The wonder of spectral analysis, analysis at a distance, had literary resonances as well. I had read Our Mutual Friend (written in 1864, just four years after Bunsen and Kirchhoff had launched spectroscopy), and here Dickens imagined a ‘moral spectroscopy’ whereby the inhabitants of remote galaxies and stars might analyze the light from the Earth to gauge its good and evil, the moral spectrum of its inhabitants.
‘I have little doubt’, Lockyer wrote at the end of his book, ‘that, as time rolls on… the spectroscope [will] become… the pocket companion of everyone amongst us.’ A small spectroscope became my own constant companion, my instant analyzer of the world, whipped out on all sorts of occasions: to look at the new fluorescent lights that were beginning to appear in London Tube stations, to look at solutions and flames in my lab, or at coal fires and gas flames in the house.
I also explored the absorption spectra of compounds of all sorts, from simple inorganic solutions to blood, leaves, urine, and wine. I was fascinated to find out how characteristic the spectrum of blood was even when dried and how small a quantity was needed to analyze in this fashion – one could identify a faint bloodstain more than fifty years old and distinguish it from a rust stain. The forensic possibilities of this intrigued me; I wondered if Sherlock Holmes, along with his chemical explorations, had used a spectroscope too. (I was especially fond of the Sherlock Holmes stories, and even more of the Professor Challenger ones which Conan Doyle had written later – I identified with Challenger; I could not identify with Holmes. In The Poison Belt , spectroscopy plays a crucial role, for it is a change in the Fraunhofer lines of the sun’s spectrum that alerts Challenger to the presence of an approaching poison cloud.)
But it was the bright lines, the brilliant colors, the emission spectra I always came back to. I remember going to Piccadilly Circus and Leicester Square with my pocket spectroscope, and looking at the new sodium lights that were being used for street lighting, at the scarlet neon advertisements, and at the other gas-discharge tubes – yellow, blue, green, according to the gas used – which now turned the West End into a glory of colored lights after the long blackout of the war. Each gas, each substance, had its own unique spectrum, its own signature.
Bunsen and Kirchhoff had felt that the position of the spectral lines was not only a unique signature of each element, but a manifestation of its ultimate nature. They seemed to be ‘a property of a similar unchangeable and fundamental nature as the atomic weight’, indeed a manifestation – as yet hieroglyphic and indecipherable – of their very constitution.

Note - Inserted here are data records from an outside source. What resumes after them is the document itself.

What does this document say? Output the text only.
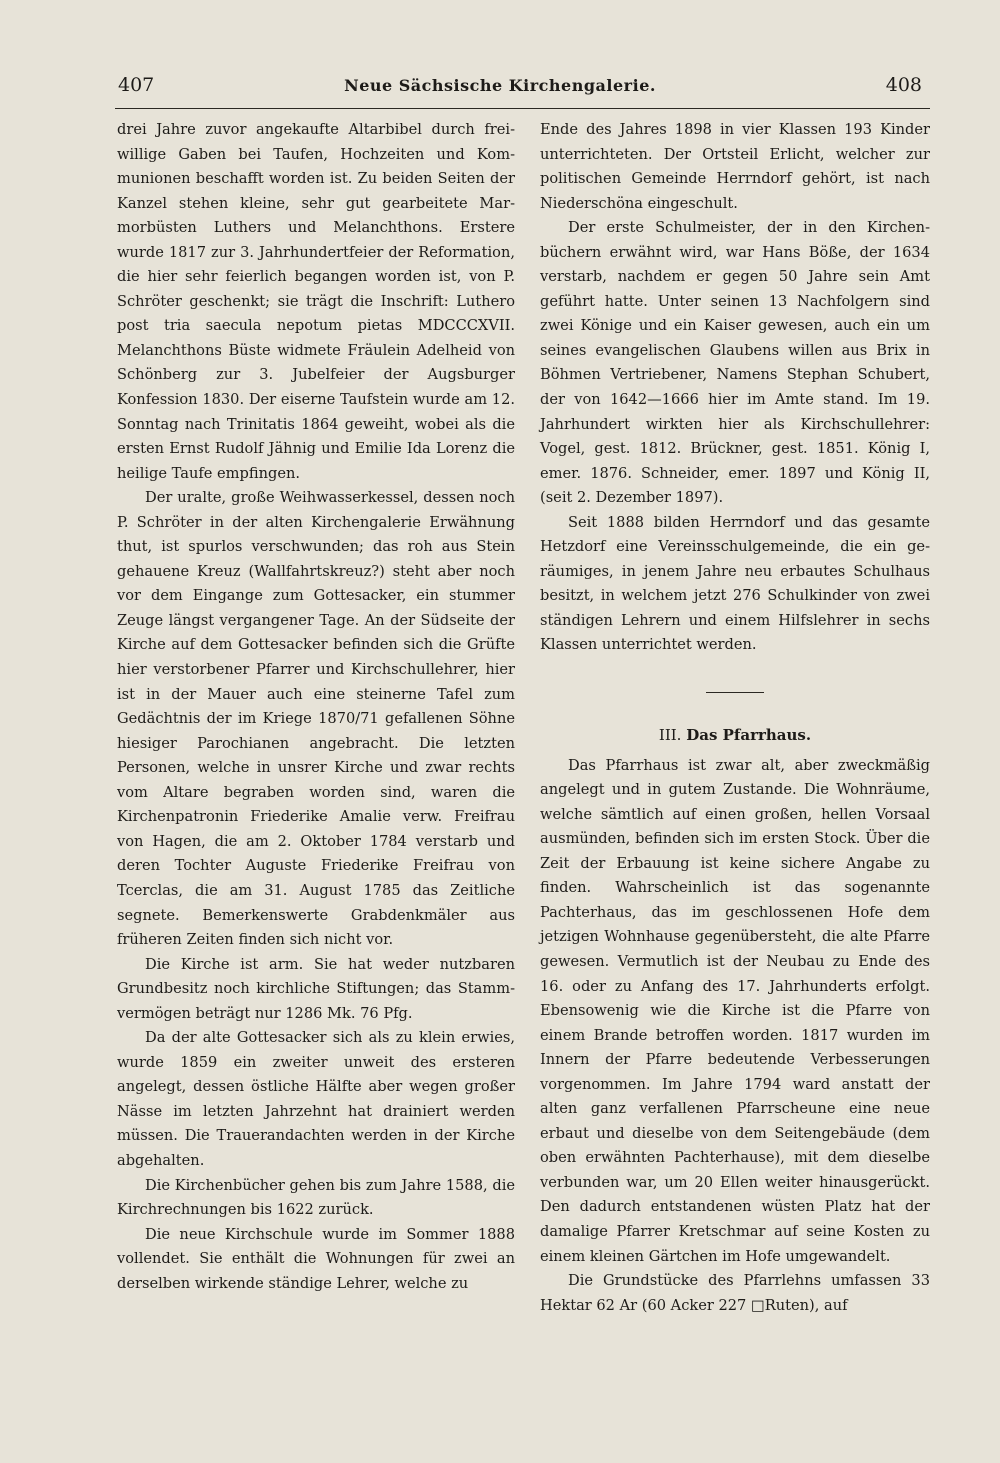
407	Neue Sächsische Kirchengalerie.	408

drei Jahre zuvor angekaufte Altarbibel durch freiwillige Gaben bei Taufen, Hochzeiten und Kommunionen beschafft worden ist. Zu beiden Seiten der Kanzel stehen kleine, sehr gut gearbeitete Marmorbüsten Luthers und Melanchthons. Erstere wurde 1817 zur 3. Jahrhundertfeier der Reformation, die hier sehr feierlich begangen worden ist, von P. Schröter geschenkt; sie trägt die Inschrift: Luthero post tria saecula nepotum pietas MDCCCXVII. Melanchthons Büste widmete Fräulein Adelheid von Schönberg zur 3. Jubelfeier der Augsburger Konfession 1830. Der eiserne Taufstein wurde am 12. Sonntag nach Trinitatis 1864 geweiht, wobei als die ersten Ernst Rudolf Jähnig und Emilie Ida Lorenz die heilige Taufe empfingen.

Der uralte, große Weihwasserkessel, dessen noch P. Schröter in der alten Kirchengalerie Erwähnung thut, ist spurlos verschwunden; das roh aus Stein gehauene Kreuz (Wallfahrtskreuz?) steht aber noch vor dem Eingange zum Gottesacker, ein stummer Zeuge längst vergangener Tage. An der Südseite der Kirche auf dem Gottesacker befinden sich die Grüfte hier verstorbener Pfarrer und Kirchschullehrer, hier ist in der Mauer auch eine steinerne Tafel zum Gedächtnis der im Kriege 1870/71 gefallenen Söhne hiesiger Parochianen angebracht. Die letzten Personen, welche in unsrer Kirche und zwar rechts vom Altare begraben worden sind, waren die Kirchenpatronin Friederike Amalie verw. Freifrau von Hagen, die am 2. Oktober 1784 verstarb und deren Tochter Auguste Friederike Freifrau von Tcerclas, die am 31. August 1785 das Zeitliche segnete. Bemerkenswerte Grabdenkmäler aus früheren Zeiten finden sich nicht vor.

Die Kirche ist arm. Sie hat weder nutzbaren Grundbesitz noch kirchliche Stiftungen; das Stammvermögen beträgt nur 1286 Mk. 76 Pfg.

Da der alte Gottesacker sich als zu klein erwies, wurde 1859 ein zweiter unweit des ersteren angelegt, dessen östliche Hälfte aber wegen großer Nässe im letzten Jahrzehnt hat drainiert werden müssen. Die Trauerandachten werden in der Kirche abgehalten.

Die Kirchenbücher gehen bis zum Jahre 1588, die Kirchrechnungen bis 1622 zurück.

Die neue Kirchschule wurde im Sommer 1888 vollendet. Sie enthält die Wohnungen für zwei an derselben wirkende ständige Lehrer, welche zu

Ende des Jahres 1898 in vier Klassen 193 Kinder unterrichteten. Der Ortsteil Erlicht, welcher zur politischen Gemeinde Herrndorf gehört, ist nach Niederschöna eingeschult.

Der erste Schulmeister, der in den Kirchenbüchern erwähnt wird, war Hans Böße, der 1634 verstarb, nachdem er gegen 50 Jahre sein Amt geführt hatte. Unter seinen 13 Nachfolgern sind zwei Könige und ein Kaiser gewesen, auch ein um seines evangelischen Glaubens willen aus Brix in Böhmen Vertriebener, Namens Stephan Schubert, der von 1642—1666 hier im Amte stand. Im 19. Jahrhundert wirkten hier als Kirchschullehrer: Vogel, gest. 1812. Brückner, gest. 1851. König I, emer. 1876. Schneider, emer. 1897 und König II, (seit 2. Dezember 1897).

Seit 1888 bilden Herrndorf und das gesamte Hetzdorf eine Vereinsschulgemeinde, die ein geräumiges, in jenem Jahre neu erbautes Schulhaus besitzt, in welchem jetzt 276 Schulkinder von zwei ständigen Lehrern und einem Hilfslehrer in sechs Klassen unterrichtet werden.

III. Das Pfarrhaus.

Das Pfarrhaus ist zwar alt, aber zweckmäßig angelegt und in gutem Zustande. Die Wohnräume, welche sämtlich auf einen großen, hellen Vorsaal ausmünden, befinden sich im ersten Stock. Über die Zeit der Erbauung ist keine sichere Angabe zu finden. Wahrscheinlich ist das sogenannte Pachterhaus, das im geschlossenen Hofe dem jetzigen Wohnhause gegenübersteht, die alte Pfarre gewesen. Vermutlich ist der Neubau zu Ende des 16. oder zu Anfang des 17. Jahrhunderts erfolgt. Ebensowenig wie die Kirche ist die Pfarre von einem Brande betroffen worden. 1817 wurden im Innern der Pfarre bedeutende Verbesserungen vorgenommen. Im Jahre 1794 ward anstatt der alten ganz verfallenen Pfarrscheune eine neue erbaut und dieselbe von dem Seitengebäude (dem oben erwähnten Pachterhause), mit dem dieselbe verbunden war, um 20 Ellen weiter hinausgerückt. Den dadurch entstandenen wüsten Platz hat der damalige Pfarrer Kretschmar auf seine Kosten zu einem kleinen Gärtchen im Hofe umgewandelt.

Die Grundstücke des Pfarrlehns umfassen 33 Hektar 62 Ar (60 Acker 227 □Ruten), auf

The complexity of spectra (that of iron, for example, contained several hundred lines) in itself suggested that atoms could hardly be the small, dense masses which Dalton had imagined, distinguished by their atomic weights and little else.
One chemist, W.K. Clifford, writing in 1870, expressed this complexity in terms of a musical metaphor:
… a grand piano must be a very simple mechanism compared with an atom of iron. For in the spectrum of iron there is an almost innumerable wealth of separate bright lines, each one of which corresponds to a sharp definite period of vibration of the iron atom. Instead of the hundred-odd sound vibrations which a grand piano can emit, the single iron atom appears to emit thousands of definite light vibrations.